Tingginya harga komoditas tambang, seperti batubara, berkontribusi positif terhadap kinerja perusahaan di sektor tersebut.
Oleh
JOICE TAURIS SANTI
·3 menit baca
JAKARTA, KOMPAS — Kenaikan harga komoditas seperti batubara masih memengaruhi kinerja saham-saham perusahaan yang mengelola pertambangan batubara. Emiten yang baru masuk bursa awal tahun ini, PT Adaro Minerals Indonesia Tbk, turut merasakan kinerja yang memuaskan. Sementara perusahaan induknya, PT Adaro Energy Tbk, membagikan dividen sebesar Rp 9,3 triliun atau Rp 290 per saham.
Menurut keterbukaan informasi yang disampaikan, Kamis (28/4/2022), pada triwulan I-2022, Adaro Minerals membukukan pendapatan 182,14 juta dollar AS. Pendapatan ini naik pesat 63,37 persen dibandingkan dengan pendapatan pada periode sama tahun sebelumnya. Sebagian besar pendapatan diperoleh dari penjualan batubara ke pihak terafiliasi senilai 137 juta dollar AS dan jasa lainnya 142,3 juta dollar AS. Sementaran penjualan batubara kepada pihak ketiga sebesar 44,9 juta dollar AS.
Dengan penjualan tersebut, laba bersih Adaro Minerals naik hampir 900 persen dari 8,91 juta dollar AS pada triwulan I-2021 menjadi 62,3 juta dollar AS pada triwulan I-2022 ini. Total aset Adaro Minerals juga naik dari 965,7 juta pada triwulan I-2021 menjadi 979,8 juta pada triwulan I-2022.
Adaro Minerals merupakan emiten pertama yang masuk bursa pada awal Januari 2022. Dari awal pencatatan saham, harga saham Adaro Minerals sudah naik sebanyak 2.630 persen. Pada penutupan perdagangan Kamis (28/4/2022), harga saham Adaro Minerals naik 2,25 persen menjadi Rp 2.730 per saham.
Cetak rekor
Induk perusahaan Adaro Minerals, yaitu PT Adaro Energy Indonesia Tbk, mengumumkan pembagian dividen yang telah disepakati pada rapat umum pemegang saham tahunan (RUPST). Dividen yang dibagikan ini mencapai rekor, sebesar 650 juta dollar AS sekitar Rp 9,3 triliun. Satu saham mendapatkan Rp 290.
”Kami juga bersyukur karena industri batubara menutup tahun 2021 dengan sangat baik. Pemulihan ekonomi global telah mendorong permintaan listrik. Demikian juga permintaan terhadap batubara. Melalui fokus yang konsisten pada keunggulan operasional dan pengendalian biaya, kami berhasil melampaui panduan dan mempertahankan margin yang sehat,” ujar Presiden Direktur Adaro Enery Garibaldi Thohir dalam keterangan tertulisnya seusai RUPST.

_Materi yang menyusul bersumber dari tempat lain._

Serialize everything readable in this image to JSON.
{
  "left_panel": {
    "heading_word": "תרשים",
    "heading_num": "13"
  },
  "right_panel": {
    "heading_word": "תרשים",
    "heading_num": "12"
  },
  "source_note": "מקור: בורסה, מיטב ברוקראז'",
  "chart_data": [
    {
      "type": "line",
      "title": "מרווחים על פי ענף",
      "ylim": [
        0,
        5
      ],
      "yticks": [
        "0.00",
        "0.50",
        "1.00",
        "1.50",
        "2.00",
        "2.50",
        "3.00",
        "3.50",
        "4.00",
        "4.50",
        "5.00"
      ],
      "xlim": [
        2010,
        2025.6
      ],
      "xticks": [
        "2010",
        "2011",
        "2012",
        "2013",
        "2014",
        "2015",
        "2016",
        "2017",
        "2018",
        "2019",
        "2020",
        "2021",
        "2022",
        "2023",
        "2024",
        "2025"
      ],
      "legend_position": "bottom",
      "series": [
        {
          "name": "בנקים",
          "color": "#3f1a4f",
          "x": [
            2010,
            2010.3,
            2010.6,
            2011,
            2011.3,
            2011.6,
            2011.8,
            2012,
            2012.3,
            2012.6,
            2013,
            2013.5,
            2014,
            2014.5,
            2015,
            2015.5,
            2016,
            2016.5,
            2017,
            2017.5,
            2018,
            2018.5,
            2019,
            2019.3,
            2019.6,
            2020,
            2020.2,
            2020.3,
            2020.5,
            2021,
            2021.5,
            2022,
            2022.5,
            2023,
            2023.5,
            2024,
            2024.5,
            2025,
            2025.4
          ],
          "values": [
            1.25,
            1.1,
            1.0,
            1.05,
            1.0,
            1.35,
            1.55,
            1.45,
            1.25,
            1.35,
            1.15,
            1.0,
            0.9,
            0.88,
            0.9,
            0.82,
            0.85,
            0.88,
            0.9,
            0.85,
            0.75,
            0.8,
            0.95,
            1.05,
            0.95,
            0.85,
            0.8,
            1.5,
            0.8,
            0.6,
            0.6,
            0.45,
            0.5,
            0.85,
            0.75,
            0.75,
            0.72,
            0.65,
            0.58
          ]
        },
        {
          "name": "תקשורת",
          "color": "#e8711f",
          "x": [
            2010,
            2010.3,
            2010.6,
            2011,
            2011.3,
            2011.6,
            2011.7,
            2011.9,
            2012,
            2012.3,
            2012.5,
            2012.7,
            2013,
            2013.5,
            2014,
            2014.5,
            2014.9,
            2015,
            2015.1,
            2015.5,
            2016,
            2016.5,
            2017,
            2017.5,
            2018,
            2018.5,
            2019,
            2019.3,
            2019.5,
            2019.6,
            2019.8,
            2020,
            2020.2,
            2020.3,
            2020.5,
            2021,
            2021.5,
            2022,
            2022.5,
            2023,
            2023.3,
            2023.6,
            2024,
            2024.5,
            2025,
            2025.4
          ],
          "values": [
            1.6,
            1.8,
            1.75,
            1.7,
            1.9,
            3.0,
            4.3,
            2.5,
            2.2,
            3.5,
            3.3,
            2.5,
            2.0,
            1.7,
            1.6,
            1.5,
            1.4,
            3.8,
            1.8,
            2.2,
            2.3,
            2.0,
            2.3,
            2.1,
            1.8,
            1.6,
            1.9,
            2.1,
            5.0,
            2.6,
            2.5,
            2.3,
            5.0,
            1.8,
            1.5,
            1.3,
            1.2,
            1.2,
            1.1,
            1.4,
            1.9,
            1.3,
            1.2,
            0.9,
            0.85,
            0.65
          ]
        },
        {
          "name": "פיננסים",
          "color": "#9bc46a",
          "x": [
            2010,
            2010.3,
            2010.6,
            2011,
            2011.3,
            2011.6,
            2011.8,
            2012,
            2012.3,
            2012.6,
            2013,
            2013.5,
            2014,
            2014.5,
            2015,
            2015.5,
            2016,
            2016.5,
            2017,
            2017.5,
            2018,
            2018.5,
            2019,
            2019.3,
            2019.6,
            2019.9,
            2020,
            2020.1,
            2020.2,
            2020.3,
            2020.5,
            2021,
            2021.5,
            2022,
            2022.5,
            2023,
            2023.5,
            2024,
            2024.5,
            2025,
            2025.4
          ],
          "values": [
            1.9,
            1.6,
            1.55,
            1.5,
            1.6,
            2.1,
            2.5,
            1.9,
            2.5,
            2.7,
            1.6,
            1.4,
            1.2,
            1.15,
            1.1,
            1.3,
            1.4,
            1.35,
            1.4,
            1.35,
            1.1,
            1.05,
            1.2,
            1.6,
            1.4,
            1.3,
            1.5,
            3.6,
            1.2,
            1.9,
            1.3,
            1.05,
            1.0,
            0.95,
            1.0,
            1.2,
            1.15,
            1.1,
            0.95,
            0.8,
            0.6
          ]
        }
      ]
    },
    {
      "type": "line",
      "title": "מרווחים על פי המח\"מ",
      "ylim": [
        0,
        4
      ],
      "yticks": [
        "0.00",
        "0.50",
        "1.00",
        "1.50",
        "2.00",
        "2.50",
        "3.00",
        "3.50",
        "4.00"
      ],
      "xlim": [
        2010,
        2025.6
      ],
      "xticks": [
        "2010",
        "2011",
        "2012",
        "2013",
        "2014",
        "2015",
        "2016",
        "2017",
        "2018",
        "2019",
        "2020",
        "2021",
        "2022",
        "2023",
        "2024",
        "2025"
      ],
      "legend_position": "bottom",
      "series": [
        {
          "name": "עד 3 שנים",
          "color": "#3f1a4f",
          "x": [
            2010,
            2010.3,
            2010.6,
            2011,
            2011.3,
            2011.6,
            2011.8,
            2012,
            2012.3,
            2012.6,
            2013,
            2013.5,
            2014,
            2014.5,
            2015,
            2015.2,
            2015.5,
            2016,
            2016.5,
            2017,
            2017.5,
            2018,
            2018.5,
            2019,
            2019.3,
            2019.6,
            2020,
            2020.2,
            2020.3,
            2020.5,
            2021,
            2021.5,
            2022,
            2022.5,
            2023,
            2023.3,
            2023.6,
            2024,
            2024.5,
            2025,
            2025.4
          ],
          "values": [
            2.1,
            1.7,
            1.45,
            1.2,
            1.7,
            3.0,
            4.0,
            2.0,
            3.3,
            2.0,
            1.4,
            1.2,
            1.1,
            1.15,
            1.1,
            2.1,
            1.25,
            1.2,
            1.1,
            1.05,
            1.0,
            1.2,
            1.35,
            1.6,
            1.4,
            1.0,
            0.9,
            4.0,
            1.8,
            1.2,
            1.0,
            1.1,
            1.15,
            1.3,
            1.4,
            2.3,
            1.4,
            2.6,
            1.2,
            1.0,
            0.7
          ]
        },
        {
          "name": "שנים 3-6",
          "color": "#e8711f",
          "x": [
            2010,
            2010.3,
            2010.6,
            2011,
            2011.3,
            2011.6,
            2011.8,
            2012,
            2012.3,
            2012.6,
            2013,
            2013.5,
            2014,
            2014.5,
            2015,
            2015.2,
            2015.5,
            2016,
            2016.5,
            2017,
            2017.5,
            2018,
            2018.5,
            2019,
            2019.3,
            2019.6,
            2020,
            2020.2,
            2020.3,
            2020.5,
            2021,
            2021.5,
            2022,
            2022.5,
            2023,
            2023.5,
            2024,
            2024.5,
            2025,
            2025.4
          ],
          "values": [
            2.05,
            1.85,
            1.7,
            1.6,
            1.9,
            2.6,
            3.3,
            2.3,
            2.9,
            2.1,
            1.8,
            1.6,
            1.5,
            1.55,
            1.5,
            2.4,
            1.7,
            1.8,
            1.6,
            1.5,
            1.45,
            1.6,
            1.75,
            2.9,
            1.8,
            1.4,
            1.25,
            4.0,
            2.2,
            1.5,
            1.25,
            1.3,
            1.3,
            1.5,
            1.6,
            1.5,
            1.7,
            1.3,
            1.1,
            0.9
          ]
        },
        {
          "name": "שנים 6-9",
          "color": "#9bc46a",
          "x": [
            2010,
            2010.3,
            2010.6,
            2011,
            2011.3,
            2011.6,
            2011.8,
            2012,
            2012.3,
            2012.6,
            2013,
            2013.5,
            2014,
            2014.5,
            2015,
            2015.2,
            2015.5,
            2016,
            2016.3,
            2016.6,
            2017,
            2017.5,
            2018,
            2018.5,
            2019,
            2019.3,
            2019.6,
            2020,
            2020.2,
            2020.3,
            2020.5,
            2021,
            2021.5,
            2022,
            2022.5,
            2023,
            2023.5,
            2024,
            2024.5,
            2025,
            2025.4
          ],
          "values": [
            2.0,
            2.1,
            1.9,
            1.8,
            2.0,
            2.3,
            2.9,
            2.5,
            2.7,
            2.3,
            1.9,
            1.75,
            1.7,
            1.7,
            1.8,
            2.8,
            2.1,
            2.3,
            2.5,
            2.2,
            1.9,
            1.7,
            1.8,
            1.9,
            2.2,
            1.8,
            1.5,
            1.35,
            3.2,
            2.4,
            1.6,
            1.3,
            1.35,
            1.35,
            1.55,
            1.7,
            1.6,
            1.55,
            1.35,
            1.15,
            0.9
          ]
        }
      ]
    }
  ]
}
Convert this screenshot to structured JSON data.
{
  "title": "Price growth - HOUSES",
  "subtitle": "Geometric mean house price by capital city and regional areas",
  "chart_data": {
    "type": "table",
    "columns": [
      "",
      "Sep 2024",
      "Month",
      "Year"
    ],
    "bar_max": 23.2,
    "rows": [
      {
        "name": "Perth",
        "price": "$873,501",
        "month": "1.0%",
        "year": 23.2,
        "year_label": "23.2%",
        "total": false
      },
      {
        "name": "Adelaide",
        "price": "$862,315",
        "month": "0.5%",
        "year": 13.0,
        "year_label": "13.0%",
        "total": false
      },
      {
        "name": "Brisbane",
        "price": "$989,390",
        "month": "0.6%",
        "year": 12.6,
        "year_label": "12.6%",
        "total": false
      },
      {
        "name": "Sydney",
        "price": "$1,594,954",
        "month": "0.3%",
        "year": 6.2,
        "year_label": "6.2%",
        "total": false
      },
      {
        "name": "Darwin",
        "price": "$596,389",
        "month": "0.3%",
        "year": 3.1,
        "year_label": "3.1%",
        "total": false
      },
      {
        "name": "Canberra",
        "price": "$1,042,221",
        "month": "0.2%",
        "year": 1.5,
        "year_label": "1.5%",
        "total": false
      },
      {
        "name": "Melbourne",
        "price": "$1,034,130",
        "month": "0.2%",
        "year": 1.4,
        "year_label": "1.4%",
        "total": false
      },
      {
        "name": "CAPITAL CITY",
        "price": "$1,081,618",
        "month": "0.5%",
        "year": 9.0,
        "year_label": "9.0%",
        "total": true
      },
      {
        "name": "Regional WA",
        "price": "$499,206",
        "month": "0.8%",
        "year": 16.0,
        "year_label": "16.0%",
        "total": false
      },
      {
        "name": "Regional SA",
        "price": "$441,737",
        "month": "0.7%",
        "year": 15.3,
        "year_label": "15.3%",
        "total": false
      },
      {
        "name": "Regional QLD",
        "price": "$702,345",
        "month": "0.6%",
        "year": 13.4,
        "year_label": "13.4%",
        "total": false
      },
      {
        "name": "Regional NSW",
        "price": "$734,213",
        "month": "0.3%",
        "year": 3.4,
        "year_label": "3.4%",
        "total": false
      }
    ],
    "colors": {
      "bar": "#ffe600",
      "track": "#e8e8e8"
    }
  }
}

Terkait dengan aturan baru tentang tarif pajak royalti batubara yang lebih tinggi dari 13,5 persen menjadi 14-28 persen dan tarif pajak turun dari 45 persen menjadi 22 persen, analis Mirae Aset Sekuritas, Juan Harahap, dalam risetnya menyebutkan, Adaro Energy merupakan emiten batubara yang paling terpengaruh aturan tersebut.
”Karena kontrak karya batubara generasi pertama yang dimiliki akan berakhir pada Oktober 2022. Dengan situasi harga batubara yang tinggi saat ini, yang berkisar 200-400 dollar AS per ton, dalam dua bulan terakhir, kami melihat dampak skema baru ini berdampak positif bagi Adaro. Laba bersih Adaro akan naik 1-3 persen di bawah harga batubara acuan (HBA) Indonesia dengan asumsi 150-130 dollar AS per ton,” ujar Juan.
Di sisi lain, kata Juan, pihaknya mencatat skema baru tersebut akan membawa dampak negatif terhadap pendapatan Adaro jika HBA berada di kisaran 81-120 dollar AS per ton. Selain itu, dengan asumsi harga batubara sebesar 61-71 dollar AS per ton, akan ada dampak positif terhadap pendapatan Adaro karena tarif pajak efektif yang lebih rendah mengompensasi tarif royalti lebih tinggi.